I’ve spent years hurling very serious allegations at the plaintiff in a foreclosure case. After many years and untold dozens of motions, the plaintiff could no longer ignore my allegations and instead took a voluntary dismissal yesterday.
The most infuriating thing is that because of the Florida Supreme Court’s decision in Bank of New York v. Pino, the banks now have free reign to commit the most egregious ethical violations but then throw up their hands, shrug their shoulders and say, “So What?”
Almost worse than that is the fact that what the court has done…starting directly at the Florida Supreme Court and now percolating all the way down to trial courts…is encourage foreclosing plaintiffs to engage in improper conduct. We’re seeing more and more of this as the “easy” cases are concluded and now we’re left with the real ones that have heavy lifting and real problems.
This is the thing that really bothers me the most. “Our” court system has been an active participant in systematically supporting a grave decline in professionalism and the integrity of the judicial system….it happens every single time judges turn the other way when presented with examples of failure to follow the rules or worse, engage in intentional misconduct….and there’s much more of that which is coming to the surface now…..

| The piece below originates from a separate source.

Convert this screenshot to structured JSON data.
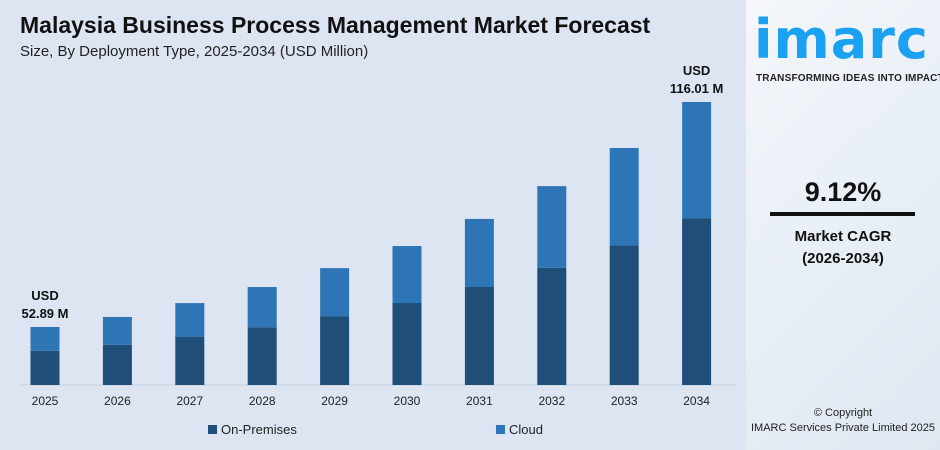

Here are excerpts from the pleadings:
A trial in this foreclosure case was heard before Senior Judge Wayne L. Cobb on September 17, 2014. On November 12, 2014, Judge Cobb entered his Uniform Final Judgment of Foreclosure and his Supplemental to Final Judgment of Foreclosure. The Defendant timely filed his Motion for Rehearing and requesting that the Final Judgment be vacated on November 27, 2014. Judge Cobb entered his Order Denying Rehearing April 01, 2015. Defendant files this Motion to Vacate, and alerts this court that this Motion should be heard no later than thirty (30) days from the date of rendition of the Rehearing Order because if this motion is not granted, Defendant must file his Notice of Appeal which will divest the court of jurisdiction upon filing. Your undersigned counsel respectfully asserts that the serious wrong done to the defendant in a court in this community should be reversed by the court in his community, without the need to go outside the community to the appellate court.
Stated plainly and most directly, the Final Judgment in this case must be vacated because it is not clear that Plaintiff’s counsel engaged in serious misconduct both before and during the trial, and that testimony elicited by Plaintiff’s counsel and their witness during trial was false, misleading and potentially perjury. Specifically, after trial your undersigned discovered that counsel for Plaintiff issued two (2) subpoenas to non parties, thereafter obtained hundreds of pages of documents from those non parties, then presented those documents as the business records of her witness during trial.
After trial, your undersigned received those documents (more than 200 pages) from the non party, CitiMortgage. Upon receipt, your undersigned carefully compared the testimony of plaintiff against the improperly obtained documents and it became very clear that the testimony of the witness during trial was not at all truthful. Specifically, over and over again, Plaintiff’s witness asserted that it “boarded” the loan documents shortly after it began servicing the loan in 2012. Critically however, the documents it introduced at trial as its own documents show that they were generated and produced on September 17, 2014, just 9 days before trial. Moreover, the documents that were introduced by plaintiff were in exactly the same format and page number as the documents that were provided to defendant by the third party.
This witness was not a low level trial witness brought in to testify perfunctorily in foreclosure cases, but rather he was, “A senior vice president and associate general counsel” who “managed all of the default foreclosure litigation in the country.” (Transcript of Trial Before Judge WayNE Cobb [T. ___] at 26). The position and experience of the witness in this case is critically important for this court to consider given the very serious allegations that your undersigned counsel has leveled against both the witness and his attorneys.
And Then This Set Of Facts:
This court is by now well acquainted with the serious allegations of wrongdoing that have been leveled at Plaintiff and its attorneys for more than a year. This court will recall that Plaintiff’s own counsel filed ITS own “Motion to Vacate Final Judgment” and in that motion asserted, “this matter has been mired in litigation and allegations of misconduct.” This court will further recall that since he discovered the wrongdoing of Plaintiff and their counsel nearly a year ago, undersigned counsel has filed nearly dozens of motions and pleadings and have sent untold dozens of very detailed emails and correspondence which very clearly and specifically articulate the wrongdoing of Plaintiff and their counsel. It should be noted that after more than a year of litigating this issue, neither Plaintiff nor their counsel have ever disputed undersigned counsel’s very serious allegations of wrongdoing. In fact, in the last motion filed by Plaintiff, by their newly substituted counsel, Plaintiff now admits what has been clear for more than a year.